Full Report
Laundry Bear, a group recently identified by Dutch intelligence and security services, stole work-related contact details on the Netherlands’ national police force in September 2024, Microsoft researchers said. The post New Russian state-sponsored APT quickly gains global reach, hitting expansive targets appeared first on CyberScoop.
Analysis Summary
# Threat Actor: Laundry Bear (Void Blizzard)
## Attribution & Identity
* **Identification:** Russian state-sponsored Advanced Persistent Threat (APT) group.
* **Aliases:** Microsoft tracks this group as **Void Blizzard**.
* **Associated Groups:** Identified by Dutch intelligence and security services.
## Activity Summary
Laundry Bear/Void Blizzard is engaged in a global espionage campaign supporting Moscow's interests, primarily targeting NATO member states and Ukraine since at least mid-2024. A significant, notable recent activity involved infiltrating the Netherlands’ national police force systems in September 2024, where they stole work-related contact details of police staff. The group consistently targets government organizations and critical infrastructure providers to gather sensitive foreign policy and defense-related information.
## Tactics, Techniques & Procedures
The group's initial access methods are described as lacking sophistication, yet they achieve widespread success.
- **Initial Access:** Use of stolen credentials (likely procured from commodity infostealer ecosystems); likely leveraging these for password spray attacks.
- **Persistence/Action on Objectives:** Gaining initial access to Microsoft Exchange and SharePoint Online.
- **Collection:** Abusing legitimate cloud APIs to sift through mailboxes and cloud-hosted files. Accessing Microsoft Teams conversations and messages. Cataloging Microsoft Entra ID configurations.
- **Exfiltration:** Automating the bulk theft of cloud-hosted data.
- **General Assessment:** While TTPs are "not unique," their determined execution leads to widespread success.
## Targeting
- **Sectors:** Government agencies, defense suppliers, critical infrastructure providers, communications, IT, health care, education, media, and transportation.
- **Geography:** NATO member states and Ukraine primarily, with global reach.
- **Victims:** Specific mention of the **Netherlands’ national police force**.
## Tools & Infrastructure
- **Malware families used:** Not explicitly named, but reliance on credential theft and cloud API abuse is highlighted.

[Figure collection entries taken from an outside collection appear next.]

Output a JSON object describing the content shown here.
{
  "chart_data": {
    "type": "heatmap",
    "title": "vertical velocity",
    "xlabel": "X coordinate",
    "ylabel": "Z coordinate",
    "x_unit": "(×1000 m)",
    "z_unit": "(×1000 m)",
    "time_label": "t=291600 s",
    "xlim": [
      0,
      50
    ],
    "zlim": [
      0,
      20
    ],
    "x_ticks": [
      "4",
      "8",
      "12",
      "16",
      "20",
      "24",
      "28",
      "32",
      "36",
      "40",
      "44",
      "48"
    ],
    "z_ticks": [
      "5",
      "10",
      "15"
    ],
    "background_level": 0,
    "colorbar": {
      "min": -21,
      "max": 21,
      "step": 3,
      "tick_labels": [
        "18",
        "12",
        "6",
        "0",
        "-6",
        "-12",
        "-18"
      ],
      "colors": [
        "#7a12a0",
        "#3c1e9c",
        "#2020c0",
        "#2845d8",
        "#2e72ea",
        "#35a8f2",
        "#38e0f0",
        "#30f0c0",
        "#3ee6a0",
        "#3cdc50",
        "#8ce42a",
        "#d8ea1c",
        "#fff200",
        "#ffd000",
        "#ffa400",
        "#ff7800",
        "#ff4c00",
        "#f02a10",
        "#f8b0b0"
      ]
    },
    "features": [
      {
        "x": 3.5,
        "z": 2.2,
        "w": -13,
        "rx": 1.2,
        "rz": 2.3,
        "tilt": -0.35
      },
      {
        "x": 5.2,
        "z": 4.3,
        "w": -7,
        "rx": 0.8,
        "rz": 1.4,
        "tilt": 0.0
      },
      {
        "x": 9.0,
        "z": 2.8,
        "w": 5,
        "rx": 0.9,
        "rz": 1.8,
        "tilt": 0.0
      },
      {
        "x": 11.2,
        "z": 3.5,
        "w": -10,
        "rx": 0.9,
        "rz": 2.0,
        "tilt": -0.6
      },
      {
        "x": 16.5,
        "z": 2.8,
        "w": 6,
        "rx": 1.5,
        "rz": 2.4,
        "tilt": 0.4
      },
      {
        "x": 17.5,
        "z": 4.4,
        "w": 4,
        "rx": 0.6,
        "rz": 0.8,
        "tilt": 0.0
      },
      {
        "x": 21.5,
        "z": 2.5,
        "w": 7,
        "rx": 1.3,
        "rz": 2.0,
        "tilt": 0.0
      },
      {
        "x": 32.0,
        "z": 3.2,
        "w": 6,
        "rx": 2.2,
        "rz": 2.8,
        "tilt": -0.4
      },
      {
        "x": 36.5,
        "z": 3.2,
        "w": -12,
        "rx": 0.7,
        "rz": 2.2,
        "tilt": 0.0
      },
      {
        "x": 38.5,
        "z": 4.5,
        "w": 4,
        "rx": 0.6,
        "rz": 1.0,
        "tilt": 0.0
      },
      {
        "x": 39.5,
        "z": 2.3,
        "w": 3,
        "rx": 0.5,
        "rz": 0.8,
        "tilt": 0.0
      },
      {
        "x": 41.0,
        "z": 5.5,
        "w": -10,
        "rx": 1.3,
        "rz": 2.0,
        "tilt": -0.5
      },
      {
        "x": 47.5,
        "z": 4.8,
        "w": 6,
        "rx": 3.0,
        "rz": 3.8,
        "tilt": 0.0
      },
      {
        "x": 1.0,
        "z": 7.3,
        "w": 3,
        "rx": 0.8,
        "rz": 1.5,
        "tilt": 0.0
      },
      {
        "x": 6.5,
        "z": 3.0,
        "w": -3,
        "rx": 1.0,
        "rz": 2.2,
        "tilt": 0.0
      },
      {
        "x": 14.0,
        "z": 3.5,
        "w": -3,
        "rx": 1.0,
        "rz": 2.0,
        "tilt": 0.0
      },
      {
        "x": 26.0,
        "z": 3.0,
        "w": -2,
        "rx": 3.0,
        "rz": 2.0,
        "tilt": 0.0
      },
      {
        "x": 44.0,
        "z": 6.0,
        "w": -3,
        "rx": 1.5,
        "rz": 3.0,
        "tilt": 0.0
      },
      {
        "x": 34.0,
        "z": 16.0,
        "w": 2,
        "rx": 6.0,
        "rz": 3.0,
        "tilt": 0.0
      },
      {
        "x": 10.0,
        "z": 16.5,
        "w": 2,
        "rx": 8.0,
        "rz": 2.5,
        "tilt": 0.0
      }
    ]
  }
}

- **Infrastructure (C2, domains, IPs):** No specific C2 infrastructure details (IPs or URLs) were mentioned in the provided text.
## Implications
The group poses an enduring espionage threat, particularly against Western governments and defense entities supporting Ukraine. Their ability to achieve high-level access using ostensibly unsophisticated TTPs (like stolen commodity credentials) suggests effective exploitation of widely used security gaps in cloud and identity management systems. The objective is intelligence gathering related to Western military support for Ukraine.
## Mitigations
- Focus on hardening credential security, as the actor relies heavily on credentials procured from criminal ecosystems.
- Monitoring and controlling the abuse of legitimate cloud APIs within Exchange, SharePoint Online, and Microsoft Entra ID for bulk data collection or configuration mapping.